Aujourd’hui, le FCC tend a main à la plateforme de Tshisekedi et le président n’a pas trop le choix s’il veut permettre à ses ouailles de goûter aux joies du pouvoir.

Et c’est là où le bât blesse ! Lors de son tout premier discours en tant que président congolais, Félix Tshisekedi a oublié l’attachement qu’il portait il y a peu encore à la Constitution congolaise sur laquelle il a prêté serment. Pas un mot sur le respect strict des dispositions que son prédécesseur aurait souhaité modifiées, comme le nombre et la durée des mandats ainsi que le mode de désignation du Président de la République.

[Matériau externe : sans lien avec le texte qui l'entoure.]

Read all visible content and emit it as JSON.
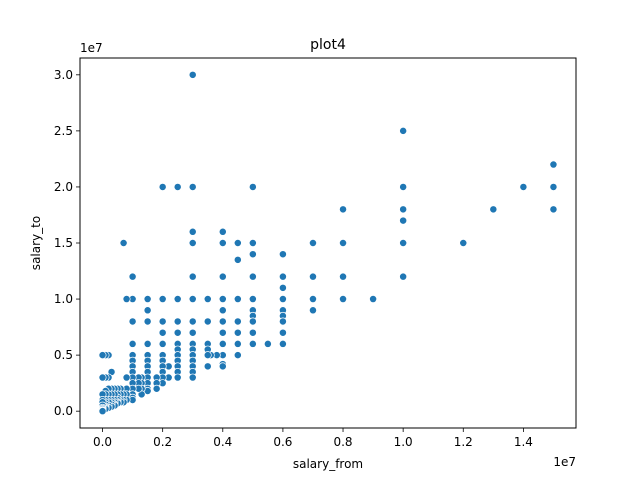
{
  "chart_data": {
    "type": "scatter",
    "title": "plot4",
    "xlabel": "salary_from",
    "ylabel": "salary_to",
    "x_offset_label": "1e7",
    "y_offset_label": "1e7",
    "xlim": [
      -750000,
      15750000
    ],
    "ylim": [
      -1500000,
      31500000
    ],
    "x_ticks": [
      {
        "value": 0,
        "label": "0.0"
      },
      {
        "value": 2000000,
        "label": "0.2"
      },
      {
        "value": 4000000,
        "label": "0.4"
      },
      {
        "value": 6000000,
        "label": "0.6"
      },
      {
        "value": 8000000,
        "label": "0.8"
      },
      {
        "value": 10000000,
        "label": "1.0"
      },
      {
        "value": 12000000,
        "label": "1.2"
      },
      {
        "value": 14000000,
        "label": "1.4"
      }
    ],
    "y_ticks": [
      {
        "value": 0,
        "label": "0.0"
      },
      {
        "value": 5000000,
        "label": "0.5"
      },
      {
        "value": 10000000,
        "label": "1.0"
      },
      {
        "value": 15000000,
        "label": "1.5"
      },
      {
        "value": 20000000,
        "label": "2.0"
      },
      {
        "value": 25000000,
        "label": "2.5"
      },
      {
        "value": 30000000,
        "label": "3.0"
      }
    ],
    "grid": false,
    "marker_color": "#1f77b4",
    "points": [
      [
        3000000,
        30000000
      ],
      [
        10000000,
        25000000
      ],
      [
        15000000,
        22000000
      ],
      [
        15000000,
        20000000
      ],
      [
        15000000,
        18000000
      ],
      [
        14000000,
        20000000
      ],
      [
        13000000,
        18000000
      ],
      [
        12000000,
        15000000
      ],
      [
        10000000,
        20000000
      ],
      [
        10000000,
        18000000
      ],
      [
        10000000,
        17000000
      ],
      [
        10000000,
        15000000
      ],
      [
        10000000,
        12000000
      ],
      [
        9000000,
        10000000
      ],
      [
        8000000,
        18000000
      ],
      [
        8000000,
        15000000
      ],
      [
        8000000,
        12000000
      ],
      [
        8000000,
        10000000
      ],
      [
        7000000,
        15000000
      ],
      [
        7000000,
        12000000
      ],
      [
        7000000,
        10000000
      ],
      [
        7000000,
        9000000
      ],
      [
        6000000,
        14000000
      ],
      [
        6000000,
        12000000
      ],
      [
        6000000,
        11000000
      ],
      [
        6000000,
        10000000
      ],
      [
        6000000,
        9000000
      ],
      [
        6000000,
        8500000
      ],
      [
        6000000,
        8000000
      ],
      [
        6000000,
        7000000
      ],
      [
        6000000,
        6000000
      ],
      [
        5500000,
        6000000
      ],
      [
        5000000,
        20000000
      ],
      [
        5000000,
        15000000
      ],
      [
        5000000,
        14000000
      ],
      [
        5000000,
        12000000
      ],
      [
        5000000,
        10000000
      ],
      [
        5000000,
        9000000
      ],
      [
        5000000,
        8500000
      ],
      [
        5000000,
        8000000
      ],
      [
        5000000,
        7000000
      ],
      [
        5000000,
        6000000
      ],
      [
        4500000,
        15000000
      ],
      [
        4500000,
        13500000
      ],
      [
        4500000,
        10000000
      ],
      [
        4500000,
        8000000
      ],
      [
        4500000,
        7000000
      ],
      [
        4500000,
        6000000
      ],
      [
        4500000,
        5000000
      ],
      [
        4000000,
        16000000
      ],
      [
        4000000,
        15000000
      ],
      [
        4000000,
        12000000
      ],
      [
        4000000,
        10000000
      ],
      [
        4000000,
        9000000
      ],
      [
        4000000,
        8000000
      ],
      [
        4000000,
        7000000
      ],
      [
        4000000,
        6000000
      ],
      [
        4000000,
        5000000
      ],
      [
        4000000,
        4200000
      ],
      [
        4000000,
        4000000
      ],
      [
        3800000,
        5000000
      ],
      [
        3600000,
        5000000
      ],
      [
        3500000,
        10000000
      ],
      [
        3500000,
        8000000
      ],
      [
        3500000,
        6000000
      ],
      [
        3500000,
        5500000
      ],
      [
        3500000,
        5000000
      ],
      [
        3500000,
        4000000
      ],
      [
        3000000,
        20000000
      ],
      [
        3000000,
        16000000
      ],
      [
        3000000,
        15000000
      ],
      [
        3000000,
        12000000
      ],
      [
        3000000,
        10000000
      ],
      [
        3000000,
        8000000
      ],
      [
        3000000,
        7000000
      ],
      [
        3000000,
        6000000
      ],
      [
        3000000,
        5500000
      ],
      [
        3000000,
        5000000
      ],
      [
        3000000,
        4500000
      ],
      [
        3000000,
        4000000
      ],
      [
        3000000,
        3500000
      ],
      [
        3000000,
        3000000
      ],
      [
        2500000,
        20000000
      ],
      [
        2500000,
        10000000
      ],
      [
        2500000,
        8000000
      ],
      [
        2500000,
        7000000
      ],
      [
        2500000,
        6000000
      ],
      [
        2500000,
        5500000
      ],
      [
        2500000,
        5000000
      ],
      [
        2500000,
        4500000
      ],
      [
        2500000,
        4000000
      ],
      [
        2500000,
        3500000
      ],
      [
        2500000,
        3000000
      ],
      [
        2200000,
        4000000
      ],
      [
        2200000,
        3000000
      ],
      [
        2000000,
        20000000
      ],
      [
        2000000,
        10000000
      ],
      [
        2000000,
        8000000
      ],
      [
        2000000,
        7000000
      ],
      [
        2000000,
        6000000
      ],
      [
        2000000,
        5000000
      ],
      [
        2000000,
        4500000
      ],
      [
        2000000,
        4000000
      ],
      [
        2000000,
        3500000
      ],
      [
        2000000,
        3000000
      ],
      [
        2000000,
        2500000
      ],
      [
        1800000,
        3000000
      ],
      [
        1800000,
        2500000
      ],
      [
        1800000,
        2000000
      ],
      [
        1500000,
        10000000
      ],
      [
        1500000,
        9000000
      ],
      [
        1500000,
        8000000
      ],
      [
        1500000,
        6000000
      ],
      [
        1500000,
        5000000
      ],
      [
        1500000,
        4500000
      ],
      [
        1500000,
        4000000
      ],
      [
        1500000,
        3500000
      ],
      [
        1500000,
        3000000
      ],
      [
        1500000,
        2500000
      ],
      [
        1500000,
        2000000
      ],
      [
        1500000,
        1800000
      ],
      [
        1300000,
        3000000
      ],
      [
        1300000,
        2500000
      ],
      [
        1300000,
        2000000
      ],
      [
        1300000,
        1500000
      ],
      [
        1200000,
        3000000
      ],
      [
        1200000,
        2500000
      ],
      [
        1200000,
        2000000
      ],
      [
        1000000,
        12000000
      ],
      [
        1000000,
        10000000
      ],
      [
        1000000,
        8000000
      ],
      [
        1000000,
        6000000
      ],
      [
        1000000,
        5000000
      ],
      [
        1000000,
        4500000
      ],
      [
        1000000,
        4000000
      ],
      [
        1000000,
        3500000
      ],
      [
        1000000,
        3000000
      ],
      [
        1000000,
        2500000
      ],
      [
        1000000,
        2000000
      ],
      [
        1000000,
        1500000
      ],
      [
        1000000,
        1200000
      ],
      [
        1000000,
        1000000
      ],
      [
        800000,
        10000000
      ],
      [
        800000,
        3000000
      ],
      [
        800000,
        2000000
      ],
      [
        800000,
        1500000
      ],
      [
        800000,
        1000000
      ],
      [
        700000,
        15000000
      ],
      [
        700000,
        1500000
      ],
      [
        700000,
        1000000
      ],
      [
        700000,
        800000
      ],
      [
        600000,
        2000000
      ],
      [
        600000,
        1500000
      ],
      [
        600000,
        1000000
      ],
      [
        600000,
        800000
      ],
      [
        500000,
        2000000
      ],
      [
        500000,
        1500000
      ],
      [
        500000,
        1200000
      ],
      [
        500000,
        1000000
      ],
      [
        500000,
        800000
      ],
      [
        500000,
        700000
      ],
      [
        400000,
        2000000
      ],
      [
        400000,
        1500000
      ],
      [
        400000,
        1000000
      ],
      [
        400000,
        800000
      ],
      [
        400000,
        600000
      ],
      [
        400000,
        500000
      ],
      [
        300000,
        3500000
      ],
      [
        300000,
        2000000
      ],
      [
        300000,
        1500000
      ],
      [
        300000,
        1000000
      ],
      [
        300000,
        800000
      ],
      [
        300000,
        600000
      ],
      [
        300000,
        400000
      ],
      [
        200000,
        5000000
      ],
      [
        200000,
        3000000
      ],
      [
        200000,
        2000000
      ],
      [
        200000,
        1500000
      ],
      [
        200000,
        1000000
      ],
      [
        200000,
        800000
      ],
      [
        200000,
        500000
      ],
      [
        200000,
        300000
      ],
      [
        100000,
        5000000
      ],
      [
        100000,
        3000000
      ],
      [
        100000,
        1800000
      ],
      [
        100000,
        1500000
      ],
      [
        100000,
        1000000
      ],
      [
        100000,
        800000
      ],
      [
        100000,
        600000
      ],
      [
        100000,
        400000
      ],
      [
        100000,
        300000
      ],
      [
        100000,
        200000
      ],
      [
        0,
        5000000
      ],
      [
        0,
        3000000
      ],
      [
        0,
        1500000
      ],
      [
        0,
        1000000
      ],
      [
        0,
        800000
      ],
      [
        0,
        500000
      ],
      [
        0,
        300000
      ],
      [
        0,
        200000
      ],
      [
        0,
        100000
      ],
      [
        0,
        50000
      ],
      [
        0,
        0
      ]
    ]
  }
}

Sur un des sujets qui tient à coeur Joseph Kabila, à savoir l’élection du président par les chambres, Félix Tshisekedi a même ouvert la voie à un changement de la Constitution en évoquant la nécessité d’adapter les modes de scrutin aux réalités congolaises en préservant les capacités financières du pays. Le mot est lancé et ressemble mot pour mot aux argumentaires déployés par la famille kabiliste quand elle tentait de justfier une modification de la constitution et de la loi électorale. 

Cette ressemblance entre les deux discours indique que les souffleurs du premier cercle de Joseph Kabila ont inspiré au moins en partie le discours du nouvel allié. Au lieu de revenir à un scrutin à deux tours réclamés par les Congolais, Félix Tshisekedi trace la route vers une modification de la Constitution qui permettra à une large majorité parlementaire d’élire son successeur.

C’est donc le sourire aux lèvres et le regard masqué derrière de grandes lunettes de soleil que Joseph Kabila a goûté aux propos de son successeur. La majorité qu’il s’est confectionnée sur mesures grâce à la machinerie de la Ceni et de son président Corneille Nangaa lui permet de voir venir. 

Comment les Congolais réagiront-ils face à ce risque de modification de leur Constitution ? Personne n’a oublié les événements  violents qui ont secoué Kinshasa en Janvier 2015 quand Joseph Kabila avait tenté de modifier le texte pour s’offrir la possibilité de prétendre à plus de deux mandats successifs.  La répression avait fait des dizaines de morts et de disparus.

Loin de rassurer sur la marge de manoeuvre du noveau président, le premier discours de Félix Tshisekedi a laissé entrevoir au mieux une filiation, au pire une dépendance totale vis-à-vis de la Kabilie.